The University of Winnipeg



David Suzuki, Stephen Lewis, Pam Palmater to speak on climate at UWinnipeg

NOTE: This event is now sold out.

Three of Canada’s most high-profile public advocates will be at The University of Winnipeg campus on Friday, October 4. David Suzuki and Stephen Lewis will speak at UWinnipeg’s Duckworth Centre for the final stop of their national Climate First tour to engage Canadians in an urgent dialogue about climate change. Lawyer, author, and noted climate advocate Pam Palmater  — a celebrated scholar and speaker on Indigenous issues — will join Suzuki and Lewis at the Winnipeg event.

The Winnipeg event is presented in partnership with the Axworthy Distinguished Lecture Series.

Suzuki noted an intergenerational dialogue is a vital element in taking action against climate change and has been a central theme of the speaking tour.

“Like two silverback gorillas, Stephen and I have accumulated a life’s worth of experience and knowledge,” Suzuki said. “Our responsibility now is sharing our experiences and advice with a new generation, urging young people to get involved in the election, demanding all candidates for office to make climate their highest priority because it will impact the entire futures of all youth.” 

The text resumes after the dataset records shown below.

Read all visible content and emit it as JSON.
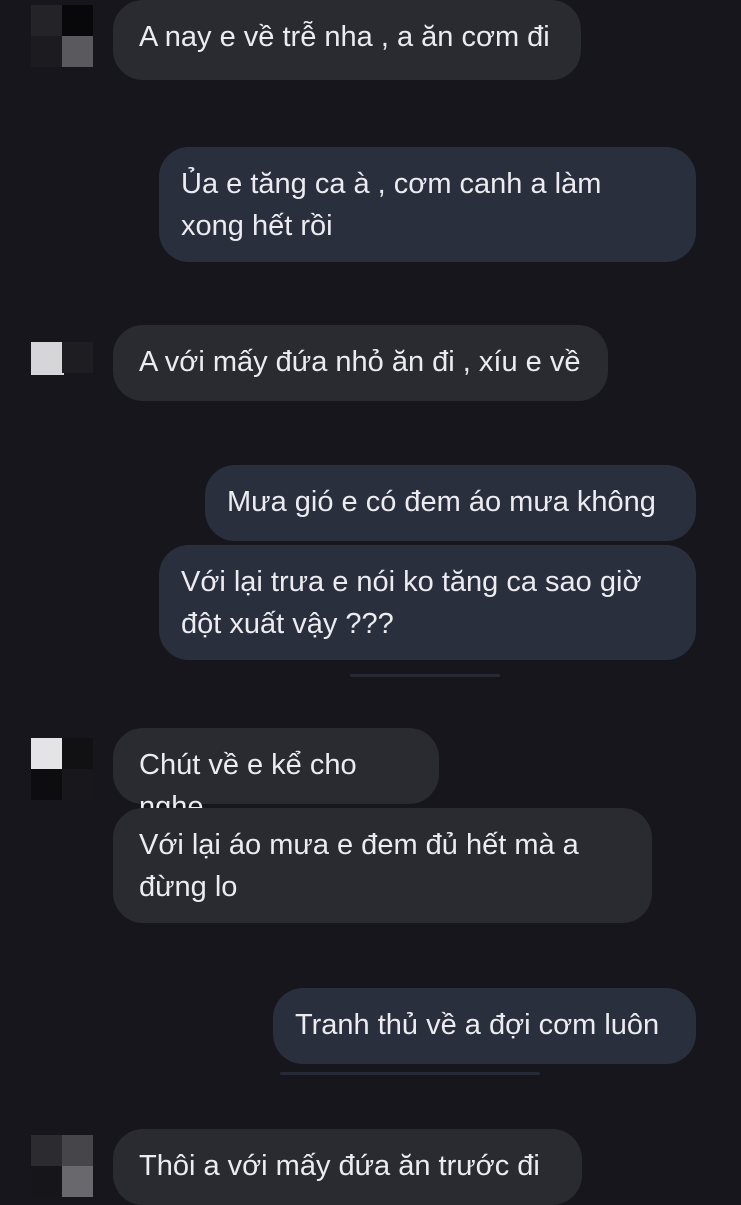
{
  "conversation": {
    "messages": [
      {
        "from": "contact",
        "text": "A nay e về trễ nha , a ăn cơm đi"
      },
      {
        "from": "me",
        "text": "Ủa e tăng ca à , cơm canh a làm\nxong hết rồi"
      },
      {
        "from": "contact",
        "text": "A với mấy đứa nhỏ ăn đi , xíu e về"
      },
      {
        "from": "me",
        "text": "Mưa gió e có đem áo mưa không"
      },
      {
        "from": "me",
        "text": "Với lại trưa e nói ko tăng ca sao giờ\nđột xuất vậy ???"
      },
      {
        "from": "contact",
        "text": "Chút về e kể cho nghe"
      },
      {
        "from": "contact",
        "text": "Với lại áo mưa e đem đủ hết mà a\nđừng lo"
      },
      {
        "from": "me",
        "text": "Tranh thủ về a đợi cơm luôn"
      },
      {
        "from": "contact",
        "text": "Thôi a với mấy đứa ăn trước đi"
      }
    ]
  },
  "colors": {
    "background": "#16161c",
    "incoming_bubble": "#2a2b30",
    "outgoing_bubble": "#2a2f3e",
    "text": "#ececf0"
  },
  "avatar": {
    "icon": "pixelated-avatar-icon",
    "note": ""
  }
}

“The best scientists in the world are telling us we have just a few years to dramatically cut greenhouse gas emissions to avoid the most frightening aspects of climate change,” said Lewis. “Our message to Canadians and political parties is clear: We must put the climate first in this critical election.”

“Genocide and ecocide go hand in hand. Extraction and development destroys the lands and waters on which we depend for our survival and is a direct contributor to the violence and genocide committed against Indigenous women and girls,” said Palmater. “Canada is in a crisis of epic proportions and we no longer have time to wait for politicians to decide if climate change or genocide is real. It is the responsibility of all Canadians to rise up and push governments to act with urgency and work with their treaty partners to ensure a safe and healthy future for all our future generations.”

Tickets for the tour’s first stop in Toronto sold out in several days. Tickets for the Winnipeg event on October 4 are available online and are expected to sell quickly.

More information about the Axworthy Distinguished Lecture Series is available online.

About Stephen Lewis
Lewis is an outspoken and respected humanitarian who has worked to improve the human condition both in Canada and abroad. A Companion of the Order of Canada, Lewis holds 42 honorary doctorates from Canadian and American universities. Lewis has served as leader of the Ontario New Democratic Party, Canada’s ambassador to the United Nations, Deputy Executive Director of UNICEF in New York, and the UN Special Envoy for HIV/AIDS in Africa. He serves as board co-chair of the Stephen Lewis Foundation, and is co-founder and co-director of the international advocacy organization AIDS-Free World. 

About Dr. David Suzuki
Suzuki is Companion of the Order of Canada and a recipient of UNESCO’s Kalinga Prize for science, the United Nations Environment Program medal, the 2012 Inamori Ethics Prize, the 2009 Right Livelihood Award, and UNEP’s Global 500. Suzuki is Professor Emeritus at the University of British Columbia and holds an honorary degree from the University of Winnipeg and 28 other honorary degrees from universities around the world. He is familiar to television audiences as host of The Nature of Things, and to radio audiences as the original host of CBC Radio’s Quirks and Quarks, as well as the acclaimed series It’s a Matter of Survival and From Naked Ape to Superspecies. He is co-founder, with Dr. Tara Gillis, of the David Suzuki Foundation. His written work includes more than 55 books, 19 of them for children.

About Dr. Pam Palmater
Palmater is a Mi’kmaw lawyer, professor, author, and social justice activist from Eel River Bar First Nation in New Brunswick. She has four university degrees, including a BA from St. Thomas in Native Studies, an LLB from University of New Brunswick, and a Masters and Doctorate in Law from Dalhousie University specializing in Indigenous law. She currently holds the position of Full Professor and Chair in Indigenous Governance at Ryerson University. Palmater is a well-known public speaker and media commentator — considered one of “Canada’s Top 25 Influential Movers and Shakers” by the Financial Post and among the “Top 5 Most Influential Lawyers in Human Rights” by Canadian Lawyer Magazine.